Novartis Biomedical Research, Cambridge, Massachusetts 02139, United States.
Novartis Biomedical Research, San Diego, California 92121, United States.
ACS Chem Biol. 2024 Apr 19;19(4):938-952. doi: 10.1021/acschembio.3c00737. Epub 2024 Apr 2.

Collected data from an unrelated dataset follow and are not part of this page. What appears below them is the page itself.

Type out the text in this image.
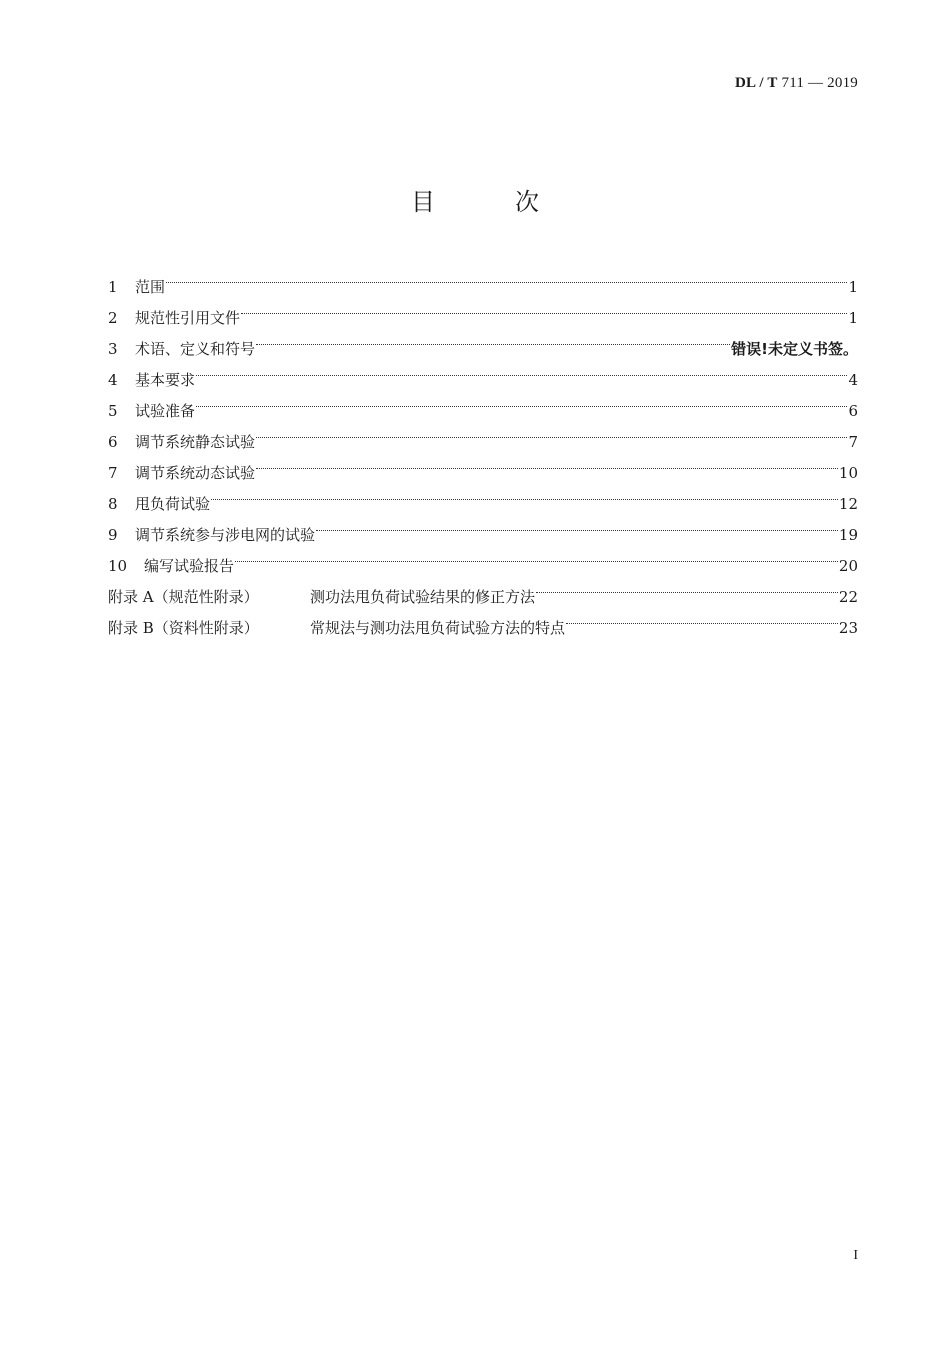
DL / T 711 — 2019
目	次
1	范围	1
2	规范性引用文件	1
3	术语、定义和符号	错误!未定义书签。
4	基本要求	4
5	试验准备	6
6	调节系统静态试验	7
7	调节系统动态试验	10
8	甩负荷试验	12
9	调节系统参与涉电网的试验	19
10	编写试验报告	20
附录 A（规范性附录）	测功法甩负荷试验结果的修正方法	22
附录 B（资料性附录）	常规法与测功法甩负荷试验方法的特点	23
I
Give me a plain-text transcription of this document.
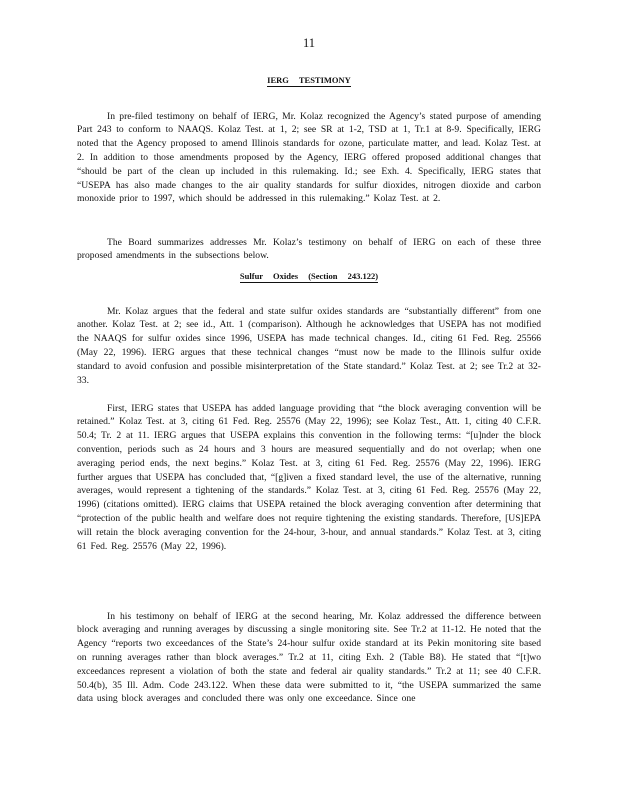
11
IERG TESTIMONY

In pre-filed testimony on behalf of IERG, Mr. Kolaz recognized the Agency’s stated purpose of amending Part 243 to conform to NAAQS. Kolaz Test. at 1, 2; see SR at 1-2, TSD at 1, Tr.1 at 8-9. Specifically, IERG noted that the Agency proposed to amend Illinois standards for ozone, particulate matter, and lead. Kolaz Test. at 2. In addition to those amendments proposed by the Agency, IERG offered proposed additional changes that “should be part of the clean up included in this rulemaking. Id.; see Exh. 4. Specifically, IERG states that “USEPA has also made changes to the air quality standards for sulfur dioxides, nitrogen dioxide and carbon monoxide prior to 1997, which should be addressed in this rulemaking.” Kolaz Test. at 2.

The Board summarizes addresses Mr. Kolaz’s testimony on behalf of IERG on each of these three proposed amendments in the subsections below.

Sulfur Oxides (Section 243.122)

Mr. Kolaz argues that the federal and state sulfur oxides standards are “substantially different” from one another. Kolaz Test. at 2; see id., Att. 1 (comparison). Although he acknowledges that USEPA has not modified the NAAQS for sulfur oxides since 1996, USEPA has made technical changes. Id., citing 61 Fed. Reg. 25566 (May 22, 1996). IERG argues that these technical changes “must now be made to the Illinois sulfur oxide standard to avoid confusion and possible misinterpretation of the State standard.” Kolaz Test. at 2; see Tr.2 at 32-33.

First, IERG states that USEPA has added language providing that “the block averaging convention will be retained.” Kolaz Test. at 3, citing 61 Fed. Reg. 25576 (May 22, 1996); see Kolaz Test., Att. 1, citing 40 C.F.R. 50.4; Tr. 2 at 11. IERG argues that USEPA explains this convention in the following terms: “[u]nder the block convention, periods such as 24 hours and 3 hours are measured sequentially and do not overlap; when one averaging period ends, the next begins.” Kolaz Test. at 3, citing 61 Fed. Reg. 25576 (May 22, 1996). IERG further argues that USEPA has concluded that, “[g]iven a fixed standard level, the use of the alternative, running averages, would represent a tightening of the standards.” Kolaz Test. at 3, citing 61 Fed. Reg. 25576 (May 22, 1996) (citations omitted). IERG claims that USEPA retained the block averaging convention after determining that “protection of the public health and welfare does not require tightening the existing standards. Therefore, [US]EPA will retain the block averaging convention for the 24-hour, 3-hour, and annual standards.” Kolaz Test. at 3, citing 61 Fed. Reg. 25576 (May 22, 1996).

In his testimony on behalf of IERG at the second hearing, Mr. Kolaz addressed the difference between block averaging and running averages by discussing a single monitoring site. See Tr.2 at 11-12. He noted that the Agency “reports two exceedances of the State’s 24-hour sulfur oxide standard at its Pekin monitoring site based on running averages rather than block averages.” Tr.2 at 11, citing Exh. 2 (Table B8). He stated that “[t]wo exceedances represent a violation of both the state and federal air quality standards.” Tr.2 at 11; see 40 C.F.R. 50.4(b), 35 Ill. Adm. Code 243.122. When these data were submitted to it, “the USEPA summarized the same data using block averages and concluded there was only one exceedance. Since one
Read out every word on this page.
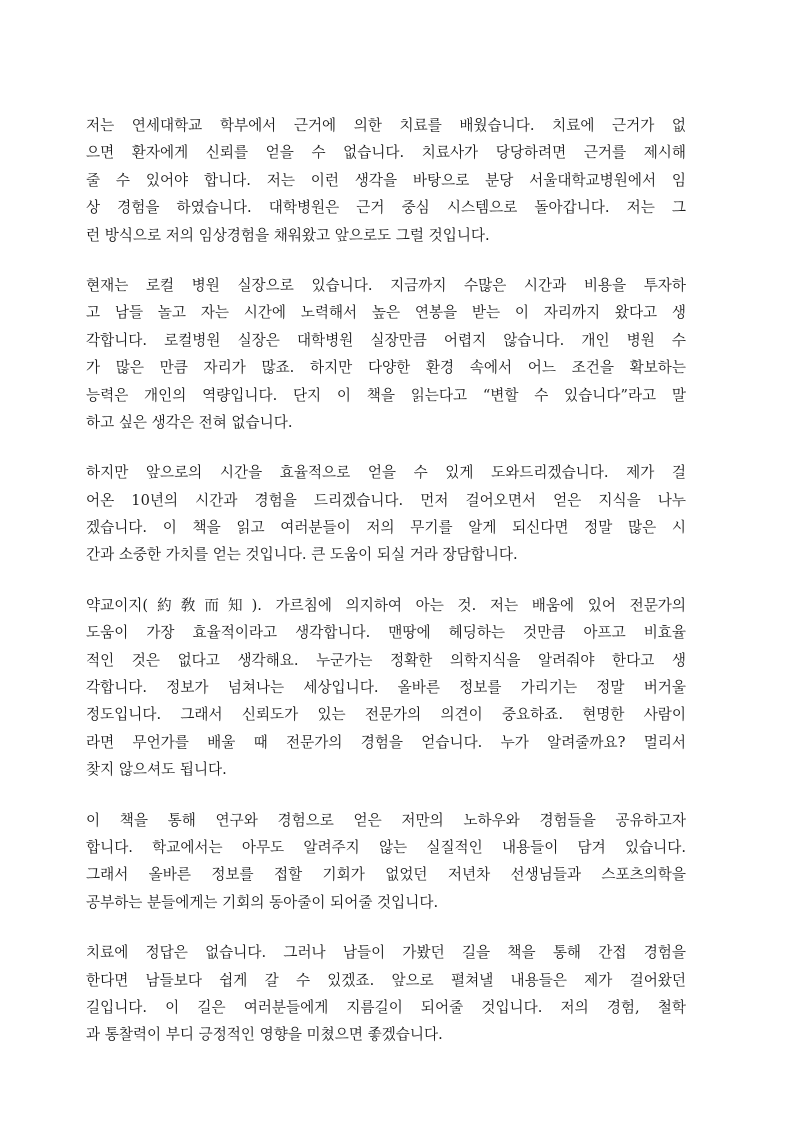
저는 연세대학교 학부에서 근거에 의한 치료를 배웠습니다. 치료에 근거가 없
으면 환자에게 신뢰를 얻을 수 없습니다. 치료사가 당당하려면 근거를 제시해
줄 수 있어야 합니다. 저는 이런 생각을 바탕으로 분당 서울대학교병원에서 임
상 경험을 하였습니다. 대학병원은 근거 중심 시스템으로 돌아갑니다. 저는 그
런 방식으로 저의 임상경험을 채워왔고 앞으로도 그럴 것입니다.
현재는 로컬 병원 실장으로 있습니다. 지금까지 수많은 시간과 비용을 투자하
고 남들 놀고 자는 시간에 노력해서 높은 연봉을 받는 이 자리까지 왔다고 생
각합니다. 로컬병원 실장은 대학병원 실장만큼 어렵지 않습니다. 개인 병원 수
가 많은 만큼 자리가 많죠. 하지만 다양한 환경 속에서 어느 조건을 확보하는
능력은 개인의 역량입니다. 단지 이 책을 읽는다고 “변할 수 있습니다”라고 말
하고 싶은 생각은 전혀 없습니다.
하지만 앞으로의 시간을 효율적으로 얻을 수 있게 도와드리겠습니다. 제가 걸
어온 10년의 시간과 경험을 드리겠습니다. 먼저 걸어오면서 얻은 지식을 나누
겠습니다. 이 책을 읽고 여러분들이 저의 무기를 알게 되신다면 정말 많은 시
간과 소중한 가치를 얻는 것입니다. 큰 도움이 되실 거라 장담합니다.
약교이지(約敎而知). 가르침에 의지하여 아는 것. 저는 배움에 있어 전문가의
도움이 가장 효율적이라고 생각합니다. 맨땅에 헤딩하는 것만큼 아프고 비효율
적인 것은 없다고 생각해요. 누군가는 정확한 의학지식을 알려줘야 한다고 생
각합니다. 정보가 넘쳐나는 세상입니다. 올바른 정보를 가리기는 정말 버거울
정도입니다. 그래서 신뢰도가 있는 전문가의 의견이 중요하죠. 현명한 사람이
라면 무언가를 배울 때 전문가의 경험을 얻습니다. 누가 알려줄까요? 멀리서
찾지 않으셔도 됩니다.
이 책을 통해 연구와 경험으로 얻은 저만의 노하우와 경험들을 공유하고자
합니다. 학교에서는 아무도 알려주지 않는 실질적인 내용들이 담겨 있습니다.
그래서 올바른 정보를 접할 기회가 없었던 저년차 선생님들과 스포츠의학을
공부하는 분들에게는 기회의 동아줄이 되어줄 것입니다.
치료에 정답은 없습니다. 그러나 남들이 가봤던 길을 책을 통해 간접 경험을
한다면 남들보다 쉽게 갈 수 있겠죠. 앞으로 펼쳐낼 내용들은 제가 걸어왔던
길입니다. 이 길은 여러분들에게 지름길이 되어줄 것입니다. 저의 경험, 철학
과 통찰력이 부디 긍정적인 영향을 미쳤으면 좋겠습니다.
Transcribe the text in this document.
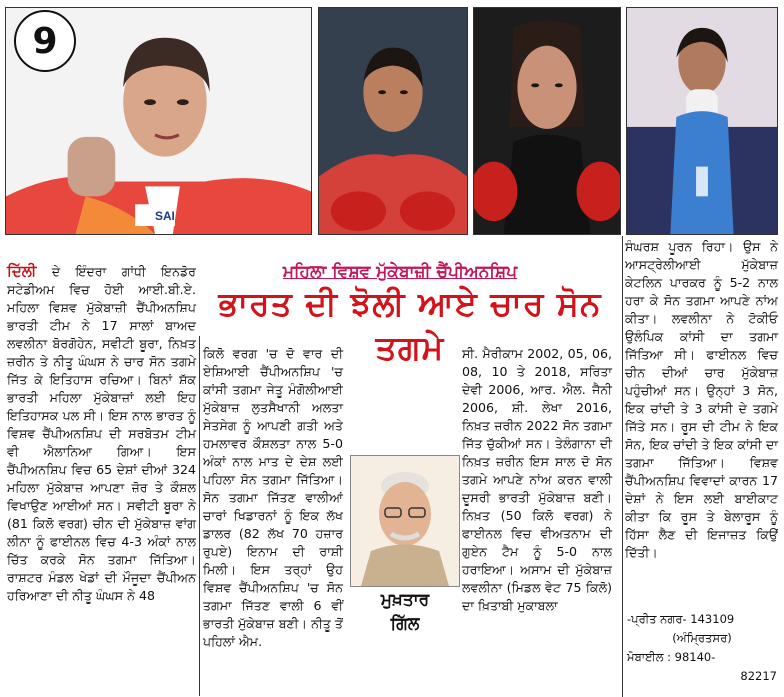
SAI
9
ਮਹਿਲਾ ਵਿਸ਼ਵ ਮੁੱਕੇਬਾਜ਼ੀ ਚੈਂਪੀਅਨਸ਼ਿਪ
ਭਾਰਤ ਦੀ ਝੋਲੀ ਆਏ ਚਾਰ ਸੋਨ ਤਗਮੇ

ਦਿੱਲੀ ਦੇ ਇੰਦਰਾ ਗਾਂਧੀ ਇਨਡੋਰ ਸਟੇਡੀਅਮ ਵਿਚ ਹੋਈ ਆਈ.ਬੀ.ਏ. ਮਹਿਲਾ ਵਿਸ਼ਵ ਮੁੱਕੇਬਾਜ਼ੀ ਚੈਂਪੀਅਨਸ਼ਿਪ ਭਾਰਤੀ ਟੀਮ ਨੇ 17 ਸਾਲਾਂ ਬਾਅਦ ਲਵਲੀਨਾ ਬੋਰਗੋਹੇਨ, ਸਵੀਟੀ ਬੂਰਾ, ਨਿਖ਼ਤ ਜ਼ਰੀਨ ਤੇ ਨੀਤੂ ਘੰਘਸ ਨੇ ਚਾਰ ਸੋਨ ਤਗਮੇ ਜਿੱਤ ਕੇ ਇਤਿਹਾਸ ਰਚਿਆ। ਬਿਨਾਂ ਸ਼ੱਕ ਭਾਰਤੀ ਮਹਿਲਾ ਮੁੱਕੇਬਾਜ਼ਾਂ ਲਈ ਇਹ ਇਤਿਹਾਸਕ ਪਲ ਸੀ। ਇਸ ਨਾਲ ਭਾਰਤ ਨੂੰ ਵਿਸ਼ਵ ਚੈਂਪੀਅਨਸ਼ਿਪ ਦੀ ਸਰਬੋਤਮ ਟੀਮ ਵੀ ਐਲਾਨਿਆ ਗਿਆ। ਇਸ ਚੈਂਪੀਅਨਸ਼ਿਪ ਵਿਚ 65 ਦੇਸ਼ਾਂ ਦੀਆਂ 324 ਮਹਿਲਾ ਮੁੱਕੇਬਾਜ਼ ਆਪਣਾ ਜ਼ੋਰ ਤੇ ਕੌਸ਼ਲ ਵਿਖਾਉਣ ਆਈਆਂ ਸਨ। ਸਵੀਟੀ ਬੂਰਾ ਨੇ (81 ਕਿਲੋ ਵਰਗ) ਚੀਨ ਦੀ ਮੁੱਕੇਬਾਜ਼ ਵਾਂਗ ਲੀਨਾ ਨੂੰ ਫਾਈਨਲ ਵਿਚ 4-3 ਅੰਕਾਂ ਨਾਲ ਚਿੱਤ ਕਰਕੇ ਸੋਨ ਤਗਮਾ ਜਿੱਤਿਆ। ਰਾਸ਼ਟਰ ਮੰਡਲ ਖੇਡਾਂ ਦੀ ਮੌਜੂਦਾ ਚੈਂਪੀਅਨ ਹਰਿਆਣਾ ਦੀ ਨੀਤੂ ਘੰਘਸ ਨੇ 48

ਕਿਲੋ ਵਰਗ 'ਚ ਦੋ ਵਾਰ ਦੀ ਏਸ਼ਿਆਈ ਚੈਂਪੀਅਨਸ਼ਿਪ 'ਚ ਕਾਂਸੀ ਤਗਮਾ ਜੇਤੂ ਮੰਗੋਲੀਆਈ ਮੁੱਕੇਬਾਜ਼ ਲੁਤਸੈਖਾਨੀ ਅਲਤਾ ਸੇਤਸੇਗ ਨੂੰ ਆਪਣੀ ਗਤੀ ਅਤੇ ਹਮਲਾਵਰ ਕੌਸ਼ਲਤਾ ਨਾਲ 5-0 ਅੰਕਾਂ ਨਾਲ ਮਾਤ ਦੇ ਦੇਸ਼ ਲਈ ਪਹਿਲਾ ਸੋਨ ਤਗਮਾ ਜਿੱਤਿਆ। ਸੋਨ ਤਗਮਾ ਜਿੱਤਣ ਵਾਲੀਆਂ ਚਾਰਾਂ ਖਿਡਾਰਨਾਂ ਨੂੰ ਇਕ ਲੱਖ ਡਾਲਰ (82 ਲੱਖ 70 ਹਜ਼ਾਰ ਰੁਪਏ) ਇਨਾਮ ਦੀ ਰਾਸ਼ੀ ਮਿਲੀ। ਇਸ ਤਰ੍ਹਾਂ ਉਹ ਵਿਸ਼ਵ ਚੈਂਪੀਅਨਸ਼ਿਪ 'ਚ ਸੋਨ ਤਗਮਾ ਜਿੱਤਣ ਵਾਲੀ 6 ਵੀਂ ਭਾਰਤੀ ਮੁੱਕੇਬਾਜ਼ ਬਣੀ। ਨੀਤੂ ਤੋਂ ਪਹਿਲਾਂ ਐਮ.

ਮੁਖ਼ਤਾਰ
ਗਿੱਲ

ਸੀ. ਮੈਰੀਕਾਮ 2002, 05, 06, 08, 10 ਤੇ 2018, ਸਰਿਤਾ ਦੇਵੀ 2006, ਆਰ. ਐਲ. ਜੈਨੀ 2006, ਸ਼ੀ. ਲੇਖਾ 2016, ਨਿਖ਼ਤ ਜ਼ਰੀਨ 2022 ਸੋਨ ਤਗਮਾ ਜਿੱਤ ਚੁੱਕੀਆਂ ਸਨ। ਤੇਲੰਗਾਨਾ ਦੀ ਨਿਖ਼ਤ ਜ਼ਰੀਨ ਇਸ ਸਾਲ ਦੋ ਸੋਨ ਤਗਮੇ ਆਪਣੇ ਨਾਂਅ ਕਰਨ ਵਾਲੀ ਦੂਸਰੀ ਭਾਰਤੀ ਮੁੱਕੇਬਾਜ਼ ਬਣੀ। ਨਿਖ਼ਤ (50 ਕਿਲੋ ਵਰਗ) ਨੇ ਫਾਈਨਲ ਵਿਚ ਵੀਅਤਨਾਮ ਦੀ ਗੁਏਨ ਟੈਮ ਨੂੰ 5-0 ਨਾਲ ਹਰਾਇਆ। ਅਸਾਮ ਦੀ ਮੁੱਕੇਬਾਜ਼ ਲਵਲੀਨਾ (ਮਿਡਲ ਵੇਟ 75 ਕਿਲੋ) ਦਾ ਖ਼ਿਤਾਬੀ ਮੁਕਾਬਲਾ

ਸੰਘਰਸ਼ ਪੂਰਨ ਰਿਹਾ। ਉਸ ਨੇ ਆਸਟ੍ਰੇਲੀਆਈ ਮੁੱਕੇਬਾਜ਼ ਕੇਟਲਿਨ ਪਾਰਕਰ ਨੂੰ 5-2 ਨਾਲ ਹਰਾ ਕੇ ਸੋਨ ਤਗਮਾ ਆਪਣੇ ਨਾਂਅ ਕੀਤਾ। ਲਵਲੀਨਾ ਨੇ ਟੋਕੀਓ ਉਲੰਪਿਕ ਕਾਂਸੀ ਦਾ ਤਗਮਾ ਜਿੱਤਿਆ ਸੀ। ਫਾਈਨਲ ਵਿਚ ਚੀਨ ਦੀਆਂ ਚਾਰ ਮੁੱਕੇਬਾਜ਼ ਪਹੁੰਚੀਆਂ ਸਨ। ਉਨ੍ਹਾਂ 3 ਸੋਨ, ਇਕ ਚਾਂਦੀ ਤੇ 3 ਕਾਂਸੀ ਦੇ ਤਗਮੇ ਜਿੱਤੇ ਸਨ। ਰੂਸ ਦੀ ਟੀਮ ਨੇ ਇਕ ਸੋਨ, ਇਕ ਚਾਂਦੀ ਤੇ ਇਕ ਕਾਂਸੀ ਦਾ ਤਗਮਾ ਜਿੱਤਿਆ। ਵਿਸ਼ਵ ਚੈਂਪੀਅਨਸ਼ਿਪ ਵਿਵਾਦਾਂ ਕਾਰਨ 17 ਦੇਸ਼ਾਂ ਨੇ ਇਸ ਲਈ ਬਾਈਕਾਟ ਕੀਤਾ ਕਿ ਰੂਸ ਤੇ ਬੇਲਾਰੂਸ ਨੂੰ ਹਿੱਸਾ ਲੈਣ ਦੀ ਇਜਾਜ਼ਤ ਕਿਉਂ ਦਿੱਤੀ।

-ਪ੍ਰੀਤ ਨਗਰ- 143109
(ਅੰਮ੍ਰਿਤਸਰ)
ਮੋਬਾਈਲ : 98140-
82217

Phenotypic assays have become an established approach to drug discovery. Greater disease relevance is often achieved through cellular models with increased complexity and more detailed readouts, such as gene expression or advanced imaging. However, the intricate nature and cost of these assays impose limitations on their screening capacity, often restricting screens to well-characterized small compound sets such as chemogenomics libraries. Here, we outline a cheminformatics approach to identify a small set of compounds with likely novel mechanisms of action (MoAs), expanding the MoA search space for throughput limited phenotypic assays. Our approach is based on mining existing large-scale, phenotypic high-throughput screening (HTS) data. It enables the identification of chemotypes that exhibit selectivity across multiple cell-based assays, which are characterized by persistent and broad structure activity relationships (SAR). We validate the effectiveness of our approach in broad cellular profiling assays (Cell Painting, DRUG-seq, and Promotor Signature Profiling) and chemical proteomics experiments. These experiments revealed that the compounds behave similarly to known chemogenetic libraries, but with a notable bias toward novel protein targets. To foster collaboration and advance research in this area, we have curated a public set of such compounds based on the PubChem BioAssay dataset and made it available for use by the scientific community.
表型分析已成为药物发现的一种既定方法。通过具有更高复杂性和更详细读数的细胞模型(如基因表达或高级成像),通常可以实现更大的疾病相关性。然而,这些测定的复杂性质和成本对其筛选能力施加了限制,通常将筛选限制在经过良好表征的小化合物集,如化学基因组文库。在这里,我们概述了一种计算化学方法,用于识别具有可能新作用机制(MoA)的一小部分化合物,从而扩展了通量有限的表型测定的 MoA 搜索空间。我们的方法基于挖掘现有的大规模表型高通量筛选(HTS)数据。它能够识别在多个基于细胞的测定中表现出选择性的化学型,这些化学型的特征是持久且广泛的结构活性关系(SAR)。我们在广泛的细胞分析测定(细胞绘图、DRUG-seq 和启动子特征分析)和化学蛋白质组学实验中验证了我们方法的有效性。这些实验表明,这些化合物的行为类似于已知的化学遗传学文库,但具有明显的新型蛋白质靶标偏向。为了促进该领域的合作和研究进展,我们根据 PubChem BioAssay 数据集整理了一组此类化合物,并供科学界使用。